We have chosen AdobeRGB because it is a larger colour space, provides a better quality image, and we are using modern browsers and monitors to take advantages of it. However, it is true that in the past, sRGB was chosen as the default colour space and still is in some situations where the lowest common denominator is a poor quality screen, tablet or smart phone.  This does not apply to us. Also, when you research this issue on Google, check the dates of the posts and articles - they have often been superceded.

Thumbnail Image

The thumbnail image has had the colour codes stripped out to make it a smaller file, this is not how the end image looks to the judges!

Any more questions?
For additional questions email Kim Valenti at admin@internationallandscapephotographer.com.

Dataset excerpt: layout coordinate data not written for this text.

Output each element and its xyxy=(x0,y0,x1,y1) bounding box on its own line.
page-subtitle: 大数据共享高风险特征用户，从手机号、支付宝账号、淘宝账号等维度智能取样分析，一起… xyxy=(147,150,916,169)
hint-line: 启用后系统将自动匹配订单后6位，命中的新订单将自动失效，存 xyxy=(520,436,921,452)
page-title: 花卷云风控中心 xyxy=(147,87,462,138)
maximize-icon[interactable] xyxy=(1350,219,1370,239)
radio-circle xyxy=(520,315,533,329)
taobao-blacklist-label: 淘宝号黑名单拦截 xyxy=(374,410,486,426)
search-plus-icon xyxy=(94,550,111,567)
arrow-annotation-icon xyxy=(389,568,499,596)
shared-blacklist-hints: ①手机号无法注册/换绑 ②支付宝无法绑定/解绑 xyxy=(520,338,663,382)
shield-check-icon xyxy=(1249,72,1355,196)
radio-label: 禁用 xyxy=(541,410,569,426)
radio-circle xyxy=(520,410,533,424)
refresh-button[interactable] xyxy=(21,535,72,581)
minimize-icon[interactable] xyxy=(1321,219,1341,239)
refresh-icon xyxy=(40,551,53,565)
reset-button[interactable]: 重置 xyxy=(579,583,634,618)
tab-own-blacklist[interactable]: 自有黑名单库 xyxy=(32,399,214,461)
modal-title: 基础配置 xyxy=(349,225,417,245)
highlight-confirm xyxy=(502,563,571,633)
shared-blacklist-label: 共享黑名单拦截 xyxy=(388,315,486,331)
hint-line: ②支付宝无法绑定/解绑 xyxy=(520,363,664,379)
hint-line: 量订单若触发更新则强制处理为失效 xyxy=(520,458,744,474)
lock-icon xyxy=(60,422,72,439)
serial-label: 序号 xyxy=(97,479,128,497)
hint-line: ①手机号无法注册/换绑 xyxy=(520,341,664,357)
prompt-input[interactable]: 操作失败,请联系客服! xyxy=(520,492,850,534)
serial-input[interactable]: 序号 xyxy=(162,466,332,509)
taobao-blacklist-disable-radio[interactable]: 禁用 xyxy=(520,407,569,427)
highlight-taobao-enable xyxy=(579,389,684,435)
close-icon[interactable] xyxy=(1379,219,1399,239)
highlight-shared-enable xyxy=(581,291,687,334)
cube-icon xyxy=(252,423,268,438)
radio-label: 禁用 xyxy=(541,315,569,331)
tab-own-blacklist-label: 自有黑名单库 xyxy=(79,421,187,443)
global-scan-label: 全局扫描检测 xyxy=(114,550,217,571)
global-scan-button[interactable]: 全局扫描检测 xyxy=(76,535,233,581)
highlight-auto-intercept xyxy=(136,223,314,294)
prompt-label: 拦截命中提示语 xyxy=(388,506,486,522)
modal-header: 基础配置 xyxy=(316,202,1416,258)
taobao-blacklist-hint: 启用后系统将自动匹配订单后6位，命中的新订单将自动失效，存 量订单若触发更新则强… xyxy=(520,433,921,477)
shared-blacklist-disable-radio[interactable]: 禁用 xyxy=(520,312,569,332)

The International Landscape Photograph of the Year 2015, The Mist and Fog Award
Gunar Streu, Sweden


Scores For Every Entry - Out of 500

 
Unlike other photography competitions which we’re involved with, entrants to the International Landscape Photographer of the Year Awards will receive a score out of 500. Each judge has 100 points to deliver, so the highest (and we admit, unlikely) score is 500/500.
 
You are able to enter more than one photograph of the same subject, so in this way you can get feedback from the judges as to which version they like the best. However, please be aware that to be eligible for the International Landscape Photographer of the Year award, which is based on your top four images, if two or more of the images are too similar, the judges at their discretion may remove one or more of them. Similarly, we want 101 different landscape photographs in the book, so while you’re entitled to enter similar images, only one may be selected.